Зато маленький тюлень с интересом следил за шумливыми птицами. Его кроткие глаза с ненасытным любопытством всматривались в окружающий мир. Моря, находившегося прямо под пещерой, он не видел. Зато на расстоянии нескольких сотен шагов от себя — расстояние сильно менялось во время прилива и отлива — он видел волны, и, странно, они манили его к себе. Он любил эти волны, то грозно свинцовые под дождем и хмурыми серыми тучами, то сверкающие зеленым блеском под лучами слишком редкого здесь солнца. Они поглощали все его внимание. Но и небо интересовало его, особенно, когда сквозь разорванные тучи в небесной синеве мчались, обгоняя друг друга, белые пушистые облака или когда многоцветный горизонт бледнел и гас и снова загорался за далеко раскинутой цепью зубчатых скал.
Мать тюленя часто исчезала надолго. В этой холодной воде ей необходимо было много рыбы, чтобы утолить голод и согреть свою красную кровь. Рыба водилась в изобилии у этих берегов. Здесь богатство, скрытое в море, восполняло бесплодную пустыню берега. Но рыба была быстра и осторожна. Ее нужно было ловить поодиночке в этой родной для нее стихии, необходимо было ее перехитрить и перегнать. Поэтому пушистый комочек часто голодал, оставленный матерью. И когда наконец она появлялась, неуклюже всползая по скалистому склону и ежеминутно останавливаясь, чтобы осмотреться, когда ее круглая блестящая голова показывалась на краю выступа, детеныш приходил в восхищение. Но он радовался не только тому, что его сейчас накормят, и не оттого, что кончалось его одиночество. Какое-то смутное предчувствие волновало его, когда в ответ на ласки матери он прижимался к ее влажным лоснящимся бокам, покрытым солеными каплями.
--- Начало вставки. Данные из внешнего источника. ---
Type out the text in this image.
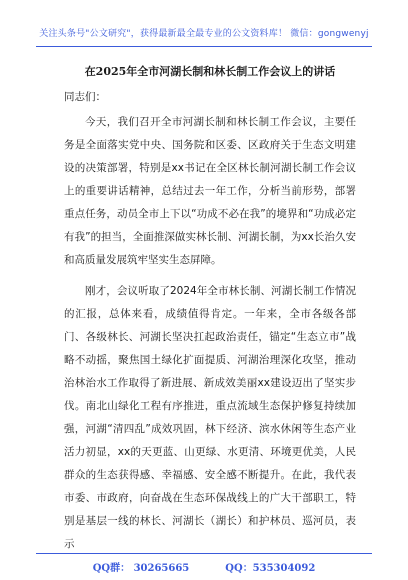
关注头条号"公文研究"，获得最新最全最专业的公文资料库！ 微信：gongwenyj
在2025年全市河湖长制和林长制工作会议上的讲话
同志们：

今天，我们召开全市河湖长制和林长制工作会议，主要任务是全面落实党中央、国务院和区委、区政府关于生态文明建设的决策部署，特别是xx书记在全区林长制河湖长制工作会议上的重要讲话精神，总结过去一年工作，分析当前形势，部署重点任务，动员全市上下以“功成不必在我”的境界和“功成必定有我”的担当，全面推深做实林长制、河湖长制，为xx长治久安和高质量发展筑牢坚实生态屏障。

刚才，会议听取了2024年全市林长制、河湖长制工作情况的汇报，总体来看，成绩值得肯定。一年来，全市各级各部门、各级林长、河湖长坚决扛起政治责任，锚定“生态立市”战略不动摇，聚焦国土绿化扩面提质、河湖治理深化攻坚，推动治林治水工作取得了新进展、新成效美丽xx建设迈出了坚实步伐。南北山绿化工程有序推进，重点流域生态保护修复持续加强，河湖“清四乱”成效巩固，林下经济、滨水休闲等生态产业活力初显，xx的天更蓝、山更绿、水更清、环境更优美，人民群众的生态获得感、幸福感、安全感不断提升。在此，我代表市委、市政府，向奋战在生态环保战线上的广大干部职工，特别是基层一线的林长、河湖长（湖长）和护林员、巡河员，表示

QQ群： 30265665	QQ：535304092
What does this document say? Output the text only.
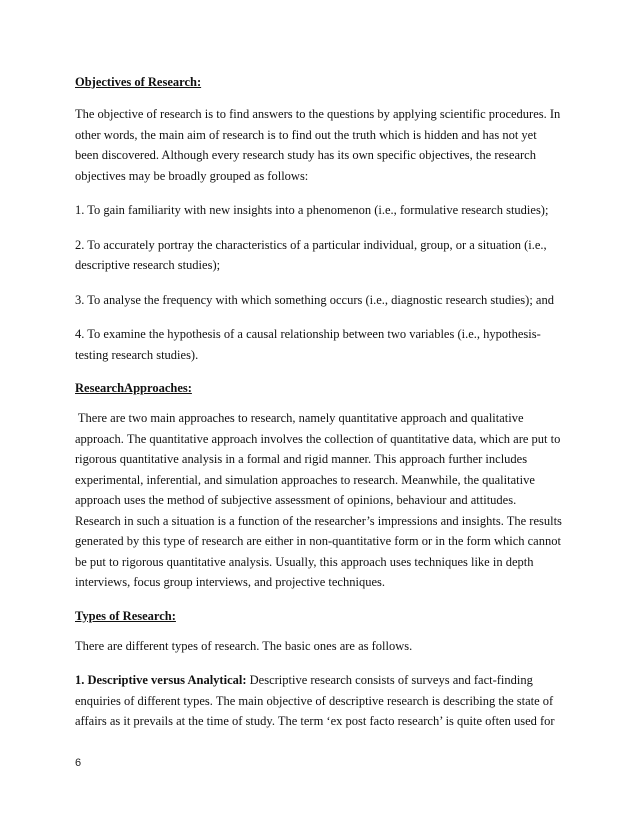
Objectives of Research:

The objective of research is to find answers to the questions by applying scientific procedures. In
other words, the main aim of research is to find out the truth which is hidden and has not yet
been discovered. Although every research study has its own specific objectives, the research
objectives may be broadly grouped as follows:

1. To gain familiarity with new insights into a phenomenon (i.e., formulative research studies);

2. To accurately portray the characteristics of a particular individual, group, or a situation (i.e.,
descriptive research studies);

3. To analyse the frequency with which something occurs (i.e., diagnostic research studies); and

4. To examine the hypothesis of a causal relationship between two variables (i.e., hypothesis-
testing research studies).

ResearchApproaches:

There are two main approaches to research, namely quantitative approach and qualitative
approach. The quantitative approach involves the collection of quantitative data, which are put to
rigorous quantitative analysis in a formal and rigid manner. This approach further includes
experimental, inferential, and simulation approaches to research. Meanwhile, the qualitative
approach uses the method of subjective assessment of opinions, behaviour and attitudes.
Research in such a situation is a function of the researcher’s impressions and insights. The results
generated by this type of research are either in non-quantitative form or in the form which cannot
be put to rigorous quantitative analysis. Usually, this approach uses techniques like in depth
interviews, focus group interviews, and projective techniques.

Types of Research:

There are different types of research. The basic ones are as follows.

1. Descriptive versus Analytical: Descriptive research consists of surveys and fact-finding
enquiries of different types. The main objective of descriptive research is describing the state of
affairs as it prevails at the time of study. The term ‘ex post facto research’ is quite often used for

6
Он чуял связь между этими каплями и бесконечной чарующей пляской волн за порогом жилища.
Когда маленький тюлень стал еще несколькими днями старше, он заинтересовался пушистым существом, похожим на него самого, только ростом немного поменьше, которое лежало на другой стороне пещеры. Он раньше не заметил, что это узкое убежище служило домом двум семьям. Так как нрав у него был общительный, он очень благосклонно посматривал на внезапно открытого соседа. Одобренный кротким взором Пипа, тот тотчас же привстал на своих ластах и неуклюже с большими усилиями пошел знакомиться с ним. Оба детеныша были слишком наивны, чтобы церемониться, и слишком доверчивы для того, чтобы испытывать робость, а поэтому через несколько минут они в большом восторге кувыркались друг через друга.